Pourquoi les risques environnementaux sont devenus un enjeu prudentiel ?
Solvabilité 2, la règlementation européenne qui encadre les exigences de capital et la gouvernance des assureurs, a amorcé depuis 2022 une prise en compte progressive des risques environnementaux — d’abord climatiques, et désormais élargis à la biodiversité.
La biodiversité garantit la fourniture de services écosystémiques, dont de nombreuses industries dépendent fortement ou sur lesquels elles ont un impact direct. Par conséquent, la perte de biodiversité représente un risque multidimensionnel pour les assureurs, pouvant affecter, entre autres, la valeur des investissements détenus ou l'intensité et la fréquence des pertes assurées :
En tant qu’investisseurs, ils détiennent des portefeuilles massivement exposés à des secteurs sensibles à la transition (énergies fossiles, agriculture intensive, immobilier peu efficient…), ou dépendants des écosystèmes (agroalimentaire, tourisme, matériaux).
En tant qu’assureurs, ils couvrent des risques physiques qui s’intensifient avec le dérèglement climatique et la perte de biodiversité (catastrophes naturelles, sécheresses, inondations, pandémies…).
En synthèse, ce qui fragilise le climat et les écosystèmes fragilise aussi les bilans et finit par peser sur la solvabilité.
Climat : un cadre déjà en place et qui s’étoffe
Le climat a ouvert la voie. Depuis août 2022, les assureurs européens doivent intégrer les risques liés au changement climatique dans leur ORSA1. Cette exigence s’appuie sur des lignes directrices de l’EIOPA, qui insistent sur deux piliers :
L’analyse de la matérialité des risques climatiques pour chaque entité (transition et physiques),
L’élaboration de scénarios prospectifs cohérents avec les trajectoires de transition (par exemple, les scénarios NGFS2).
En pratique, les assureurs doivent identifier les segments d’actifs et de passifs sensibles à des variables climatiques, puis tester leur résilience dans des hypothèses de transition ordonnée ou désordonnée.
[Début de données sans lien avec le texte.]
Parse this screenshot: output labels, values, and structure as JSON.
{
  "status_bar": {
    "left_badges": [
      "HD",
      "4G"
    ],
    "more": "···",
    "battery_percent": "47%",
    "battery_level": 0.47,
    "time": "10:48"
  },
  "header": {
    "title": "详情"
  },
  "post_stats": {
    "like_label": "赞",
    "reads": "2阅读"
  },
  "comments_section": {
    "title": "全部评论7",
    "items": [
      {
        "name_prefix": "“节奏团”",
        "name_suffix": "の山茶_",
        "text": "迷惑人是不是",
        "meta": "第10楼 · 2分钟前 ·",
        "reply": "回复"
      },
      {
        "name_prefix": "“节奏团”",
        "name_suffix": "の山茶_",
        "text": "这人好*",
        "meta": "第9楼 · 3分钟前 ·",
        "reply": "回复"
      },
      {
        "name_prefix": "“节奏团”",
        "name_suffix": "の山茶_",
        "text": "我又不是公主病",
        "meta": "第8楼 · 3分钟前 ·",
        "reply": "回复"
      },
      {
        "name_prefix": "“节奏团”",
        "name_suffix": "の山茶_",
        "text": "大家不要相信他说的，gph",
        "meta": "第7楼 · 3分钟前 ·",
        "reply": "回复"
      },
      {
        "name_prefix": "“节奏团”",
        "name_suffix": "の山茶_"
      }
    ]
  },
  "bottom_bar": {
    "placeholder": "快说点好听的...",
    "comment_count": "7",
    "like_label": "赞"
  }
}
Depuis, la pression réglementaire s’est renforcée et l’EIOPA a été mandatée par la Commission Européenne pour proposer des amendements afin d’intégrer plus précisément les risques climatiques dans le calcul des exigences en capital des assureurs. Fin 2023, l’EIOPA a proposé :
L’introduction de chocs de capital spécifiques pour les expositions aux énergies fossiles, afin de refléter leur risque de transition élevé : le SCR3 Action passe de 39% à 56% et le SCR Spread est majoré de 40% pour les émetteurs fossiles (identification selon les codes NACE sur les activités fossiles).
L’introduction obligatoire de 2 scénarios de risques climatiques dans l’ORSA pour les entités exposées à des risques climatiques matériels : un scénario dans lequel l’augmentation des températures reste en dessous de 2°C, et un scénario dans lequel l’augmentation des températures dépasse significativement les 2°C, avec dans les 2 cas une analyse d’impact à court (1 à 5 ans), moyen (5 à 15 ans) et long termes (supérieur à 15 ans).
On passe d’un cadre principalement déclaratif à une approche plus normative, qui pourrait à terme impacter directement les exigences de capital. Les propositions de l’EIOPA ont été soumises à la Commission Européenne, qui décidera de leur application, le cas échéant en 2027.